The cavitation number derives from the Bernoulli equation along a streamline. At a point where the velocity increases, pressure drops. If the pressure falls below pv, cavitation occurs. By rearranging Bernoulli: p + ½ρV² = constant. The minimum pressure coefficient Cp,min is related to σ. Typically, incipient cavitation corresponds to σ = –Cp,min for the body. This tool uses the basic definition; for engineering applications, one often compares σ with the cavitation inception index of a specific geometry.

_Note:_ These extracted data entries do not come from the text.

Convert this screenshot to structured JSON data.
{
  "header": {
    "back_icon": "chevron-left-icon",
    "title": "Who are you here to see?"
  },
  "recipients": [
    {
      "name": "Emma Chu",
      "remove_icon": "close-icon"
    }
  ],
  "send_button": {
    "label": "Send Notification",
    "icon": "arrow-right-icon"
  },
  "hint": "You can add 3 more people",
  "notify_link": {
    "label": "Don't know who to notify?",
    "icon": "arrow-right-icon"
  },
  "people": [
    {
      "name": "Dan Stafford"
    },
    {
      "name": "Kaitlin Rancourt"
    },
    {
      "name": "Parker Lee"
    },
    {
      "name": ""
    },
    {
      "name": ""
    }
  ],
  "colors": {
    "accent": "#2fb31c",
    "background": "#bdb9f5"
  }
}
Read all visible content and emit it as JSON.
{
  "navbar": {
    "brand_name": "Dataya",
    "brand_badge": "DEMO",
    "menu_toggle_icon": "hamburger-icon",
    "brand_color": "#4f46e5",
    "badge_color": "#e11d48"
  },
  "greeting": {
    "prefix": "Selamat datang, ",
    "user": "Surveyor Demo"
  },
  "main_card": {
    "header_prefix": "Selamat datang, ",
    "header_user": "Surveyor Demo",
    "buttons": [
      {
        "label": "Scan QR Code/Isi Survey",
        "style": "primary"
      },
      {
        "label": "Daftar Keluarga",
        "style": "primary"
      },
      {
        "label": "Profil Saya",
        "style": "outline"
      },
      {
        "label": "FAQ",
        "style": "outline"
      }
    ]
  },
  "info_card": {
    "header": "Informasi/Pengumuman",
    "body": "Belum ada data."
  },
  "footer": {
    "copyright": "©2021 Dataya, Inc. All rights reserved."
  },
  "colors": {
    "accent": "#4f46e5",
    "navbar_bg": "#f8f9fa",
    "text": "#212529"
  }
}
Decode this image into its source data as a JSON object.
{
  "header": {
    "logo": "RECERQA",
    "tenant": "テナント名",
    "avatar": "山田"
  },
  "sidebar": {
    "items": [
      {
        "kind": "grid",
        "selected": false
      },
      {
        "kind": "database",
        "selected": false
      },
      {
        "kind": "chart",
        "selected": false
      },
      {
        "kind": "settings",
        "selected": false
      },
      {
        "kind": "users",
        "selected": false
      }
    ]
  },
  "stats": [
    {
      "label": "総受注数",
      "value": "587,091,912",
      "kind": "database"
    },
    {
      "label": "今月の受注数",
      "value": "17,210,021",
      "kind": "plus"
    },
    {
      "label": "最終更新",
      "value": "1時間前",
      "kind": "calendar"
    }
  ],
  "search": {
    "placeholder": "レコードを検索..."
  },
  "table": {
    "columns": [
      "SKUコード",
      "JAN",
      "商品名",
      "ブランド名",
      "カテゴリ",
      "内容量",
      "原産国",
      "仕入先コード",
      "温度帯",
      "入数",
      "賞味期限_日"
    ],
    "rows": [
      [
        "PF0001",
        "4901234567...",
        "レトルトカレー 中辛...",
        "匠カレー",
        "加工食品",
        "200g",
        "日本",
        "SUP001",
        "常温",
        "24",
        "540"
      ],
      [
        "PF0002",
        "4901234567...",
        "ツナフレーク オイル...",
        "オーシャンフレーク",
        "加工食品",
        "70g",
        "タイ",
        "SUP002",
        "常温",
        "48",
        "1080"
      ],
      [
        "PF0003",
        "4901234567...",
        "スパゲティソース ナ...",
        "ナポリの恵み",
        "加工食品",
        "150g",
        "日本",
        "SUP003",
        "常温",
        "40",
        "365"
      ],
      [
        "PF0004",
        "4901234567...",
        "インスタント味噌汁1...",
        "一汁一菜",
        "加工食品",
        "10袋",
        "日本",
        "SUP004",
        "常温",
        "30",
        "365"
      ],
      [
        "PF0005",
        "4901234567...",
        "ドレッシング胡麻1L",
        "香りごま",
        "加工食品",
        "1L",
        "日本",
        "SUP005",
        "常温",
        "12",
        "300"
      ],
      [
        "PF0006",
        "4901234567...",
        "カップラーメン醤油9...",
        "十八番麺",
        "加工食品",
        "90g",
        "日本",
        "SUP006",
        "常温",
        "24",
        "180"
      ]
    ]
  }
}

Values below are indicative; actual σ depends on flow speed and pressure.
| Scenario | p (Pa) | pv (Pa) | ρ (kg/m³) | V (m/s) | σ | Cavitation risk |
|---|---|---|---|---|---|---|
| Water 20°C, 10 m/s, 1 atm | 101325 | 2340 | 998 | 10 | 1.98 | Low (no cavitation) |
| Seawater 30°C, 15 m/s (propeller) | 150000 (≈15m depth) | 4240 | 1025 | 15 | 1.32 | Moderate, possible tip cavitation |
| Pump inlet (low pressure) | 30000 | 2340 | 998 | 5 | 2.21 | Low, but NPSH must be checked |
| Cavitating flow (high speed) | 101325 | 2340 | 998 | 25 | 0.32 | Very high – full cavitation |
| High‑speed torpedo | 200000 (depth) | 2340 | 998 | 40 | 0.22 | Supercavitation likely |
A large container vessel operates with a propeller at 10 m depth (p ≈ 200,000 Pa). Water temperature 25°C (pv ≈ 3,170 Pa), ρ = 997 kg/m³, blade tip velocity V = 30 m/s. Cavitation number σ = (200000 – 3170) / (0.5*997*900) = 196830 / 448650 ≈ 0.44. This low σ indicates strong likelihood of cavitation. The shipowner may need to adopt a skewed propeller design or increase immersion depth to avoid erosion and noise. Our calculator instantly provides this insight.
In pump engineering, cavitation is often expressed through NPSH available (NPSHa) and required (NPSHr). The relation with cavitation number is: NPSH = (p – pv) / (ρ g). Therefore σ = NPSH * 2g / V². This tool can be used to convert between these parameters.
function cavitationNumber(p, pv, rho, V) {
if (rho <= 0 || V === 0) return NaN;
let q = 0.5 * rho * V * V; // dynamic pressure
let dp = p - pv; // net pressure
let sigma = dp / q;
return { sigma, q, dp };
}